India's professional cricket league has "indefinitely suspended" its annual Twenty20 tournament as health authorities struggle with a rising COVID tide.

The India Premier League may have played and missed wanting to conclude the season as scheduled at the end of May - but these plans were derailed after two teams reported COVID cases among players.

"The tournament stands suspended. We are looking for another window," India Premier League chairperson Brijesh Patel told Reuters Tuesday. "Right now we can't say when we can reschedule it."

Many say it is too late: "There is a lack of empathy for dead bodies lying in crematoriums surrounding your stadium," cricket enthusiast and lawyer Rahul Verma told The New York Times. "This game, a gentleman's game, never was so grotesque."

While people were dying in lines to seek treatment, or dying at home because they couldn't reach treatment centers, India's professional cricket players had dedicated ambulances and special medical resources at their disposal.

These emergency vehicles could be used to save many lives every day, one cricket fan noted, instead of sitting outside stadiums on the chance a player catches ill.

"These players are thieves. Given a chance, they will rob wood from the cremations and sell it in the market," Ishan Singh from Delhi said.

"This is commercialism gone crass," daily newspaper The New Indian Express wrote in an editorial article last week as it vowed to suspend its cricket coverage until "a semblance of normalcy is restored" in the country.

India has been averaging nearly 3,000 deaths per day in recent weeks, though the number of new infections have been steadily dropping since the end of April when the country reported a record 400,000 cases, authorities said.

Official records of cases and fatalities are under intense scrutiny. Many observers believe the real number of infections and deaths due to the virus in India could be up to 10 times higher than reported.

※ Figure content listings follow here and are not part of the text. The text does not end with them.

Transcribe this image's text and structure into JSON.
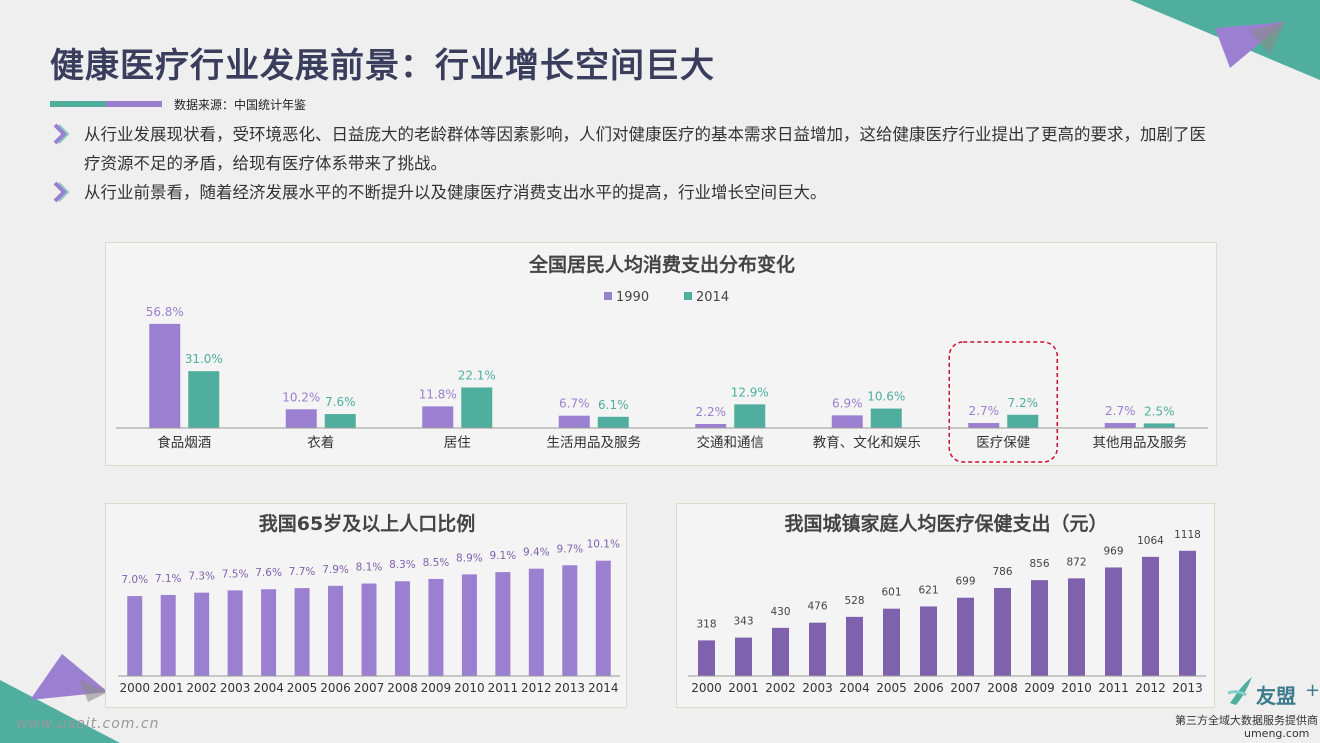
{
  "page": {
    "title": "健康医疗行业发展前景：行业增长空间巨大",
    "source": "数据来源：中国统计年鉴",
    "bullets": [
      "从行业发展现状看，受环境恶化、日益庞大的老龄群体等因素影响，人们对健康医疗的基本需求日益增加，这给健康医疗行业提出了更高的要求，加剧了医疗资源不足的矛盾，给现有医疗体系带来了挑战。",
      "从行业前景看，随着经济发展水平的不断提升以及健康医疗消费支出水平的提高，行业增长空间巨大。"
    ],
    "watermark": "www.useit.com.cn",
    "brand": {
      "name": "友盟",
      "plus": "+",
      "tagline": "第三方全域大数据服务提供商",
      "url": "umeng.com"
    },
    "colors": {
      "purple": "#9b7fd0",
      "teal": "#4fae9e",
      "dark_purple": "#7f62ad",
      "title": "#3a3d5c",
      "highlight": "#c8102e"
    }
  },
  "chart_data": [
    {
      "type": "bar",
      "title": "全国居民人均消费支出分布变化",
      "categories": [
        "食品烟酒",
        "衣着",
        "居住",
        "生活用品及服务",
        "交通和通信",
        "教育、文化和娱乐",
        "医疗保健",
        "其他用品及服务"
      ],
      "series": [
        {
          "name": "1990",
          "values": [
            56.8,
            10.2,
            11.8,
            6.7,
            2.2,
            6.9,
            2.7,
            2.7
          ],
          "labels": [
            "56.8%",
            "10.2%",
            "11.8%",
            "6.7%",
            "2.2%",
            "6.9%",
            "2.7%",
            "2.7%"
          ],
          "color": "#9b7fd0"
        },
        {
          "name": "2014",
          "values": [
            31.0,
            7.6,
            22.1,
            6.1,
            12.9,
            10.6,
            7.2,
            2.5
          ],
          "labels": [
            "31.0%",
            "7.6%",
            "22.1%",
            "6.1%",
            "12.9%",
            "10.6%",
            "7.2%",
            "2.5%"
          ],
          "color": "#4fae9e"
        }
      ],
      "ylim": [
        0,
        60
      ],
      "legend": "top-center",
      "highlight_category": "医疗保健"
    },
    {
      "type": "bar",
      "title": "我国65岁及以上人口比例",
      "categories": [
        "2000",
        "2001",
        "2002",
        "2003",
        "2004",
        "2005",
        "2006",
        "2007",
        "2008",
        "2009",
        "2010",
        "2011",
        "2012",
        "2013",
        "2014"
      ],
      "values": [
        7.0,
        7.1,
        7.3,
        7.5,
        7.6,
        7.7,
        7.9,
        8.1,
        8.3,
        8.5,
        8.9,
        9.1,
        9.4,
        9.7,
        10.1
      ],
      "labels": [
        "7.0%",
        "7.1%",
        "7.3%",
        "7.5%",
        "7.6%",
        "7.7%",
        "7.9%",
        "8.1%",
        "8.3%",
        "8.5%",
        "8.9%",
        "9.1%",
        "9.4%",
        "9.7%",
        "10.1%"
      ],
      "color": "#9b7fd0",
      "ylim": [
        0,
        12
      ]
    },
    {
      "type": "bar",
      "title": "我国城镇家庭人均医疗保健支出（元）",
      "categories": [
        "2000",
        "2001",
        "2002",
        "2003",
        "2004",
        "2005",
        "2006",
        "2007",
        "2008",
        "2009",
        "2010",
        "2011",
        "2012",
        "2013"
      ],
      "values": [
        318,
        343,
        430,
        476,
        528,
        601,
        621,
        699,
        786,
        856,
        872,
        969,
        1064,
        1118
      ],
      "labels": [
        "318",
        "343",
        "430",
        "476",
        "528",
        "601",
        "621",
        "699",
        "786",
        "856",
        "872",
        "969",
        "1064",
        "1118"
      ],
      "color": "#7f62ad",
      "ylim": [
        0,
        1250
      ]
    }
  ]
}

Two Kolkata Knight Riders players and three members of Delhi's Chennai Super Kings team tested positive for the virus Monday.

It is a quick pivot for a sports association that had, until now, mostly ignored the pandemic wreaking havoc across the country.

Cricket matches have continued for the past month in Ahmedabad's 130,000-seat Narendra Modi Stadium - named for the current prime minister.

"You are bringing hope to millions of people," Hemang Amin, chief operating officer for the country's Board of Control of Cricket, wrote to players in an open letter last week. He called the games a much needed distraction as the country battles its worst COVID increase.